Les régions situées entre les blocs de gènes conservés contenaient des séquences plus répétitives et étaient plus sujettes aux cassures, réarrangements et duplications de séquences, qui sont les principaux moteurs de l’évolution du génome.
Les chercheurs ont constaté que les différences entre les chromosomes des ancêtres des mammifères et des thériens (placentaires + marsupiaux) résultent de 96 réarrangements chromosomiques sur 18 Ma (millions d’années).
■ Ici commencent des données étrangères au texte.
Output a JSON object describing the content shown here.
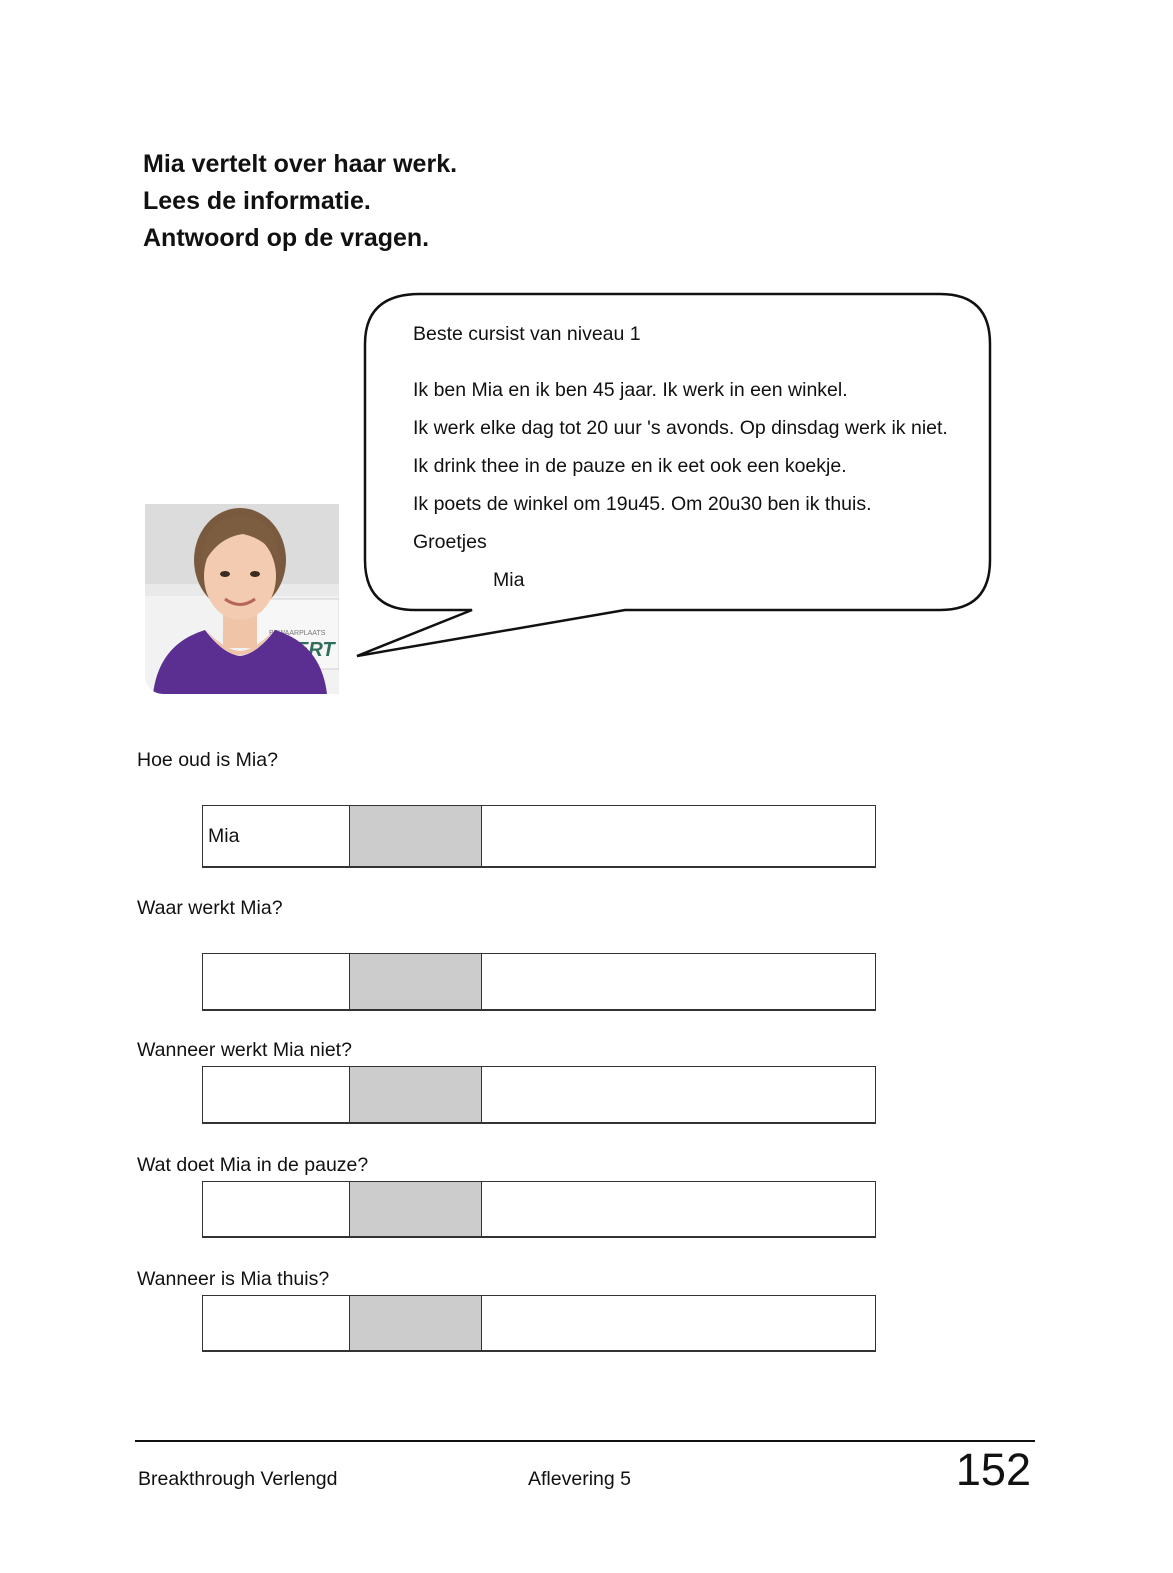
{
  "instructions": [
    "Mia vertelt over haar werk.",
    "Lees de informatie.",
    "Antwoord op de vragen."
  ],
  "bubble": {
    "greeting": "Beste cursist van niveau 1",
    "lines": [
      "Ik ben Mia en ik ben 45 jaar. Ik werk in een winkel.",
      "Ik werk elke dag tot 20 uur 's avonds. Op dinsdag werk ik niet.",
      "Ik drink thee in de pauze en ik eet ook een koekje.",
      "Ik poets de winkel om 19u45. Om 20u30 ben ik thuis.",
      "Groetjes"
    ],
    "signature": "Mia"
  },
  "photo": {
    "box_text": "BEWAARPLAATS",
    "box_logo": "ERT"
  },
  "questions": [
    {
      "question": "Hoe oud is Mia?",
      "answer_prefill": "Mia"
    },
    {
      "question": "Waar werkt Mia?",
      "answer_prefill": ""
    },
    {
      "question": "Wanneer werkt Mia niet?",
      "answer_prefill": ""
    },
    {
      "question": "Wat doet Mia in de pauze?",
      "answer_prefill": ""
    },
    {
      "question": "Wanneer is Mia thuis?",
      "answer_prefill": ""
    }
  ],
  "footer": {
    "left": "Breakthrough Verlengd",
    "middle": "Aflevering 5",
    "page_number": "152"
  },
  "colors": {
    "gray_cell": "#cccccc",
    "shirt": "#5b2f92"
  }
}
L’ancêtre euthérien (le clade regroupant les placentaires) est l’ancêtre commun le plus récent des trois lignées représentées par les génomes de référence : son caryotype a évolué à partir de celui de l’ancêtre thérien à la suite de 124 réarrangements chromosomiques sur 53 millions d’années.
En suivant les chromosomes ancestraux dans le temps à partir de l’ancêtre commun, les chercheurs ont découvert que le taux de réarrangement chromosomique différait entre les lignées de mammifères. Par exemple, dans la lignée des ruminants (conduisant aux bovins, ovins et cerfs modernes), il y a eu une accélération du réarrangement il y a 66 millions d’années, lorsqu’un impact d’astéroïde a éliminé les dinosaures et entraîné l’essor des mammifères.
Les résultats de cette étude aideront ainsi à comprendre les mécanismes génétiques qui ont permis aux mammifères de s’adapter et de s’épanouir sur notre planète au cours des 180 derniers millions d’années.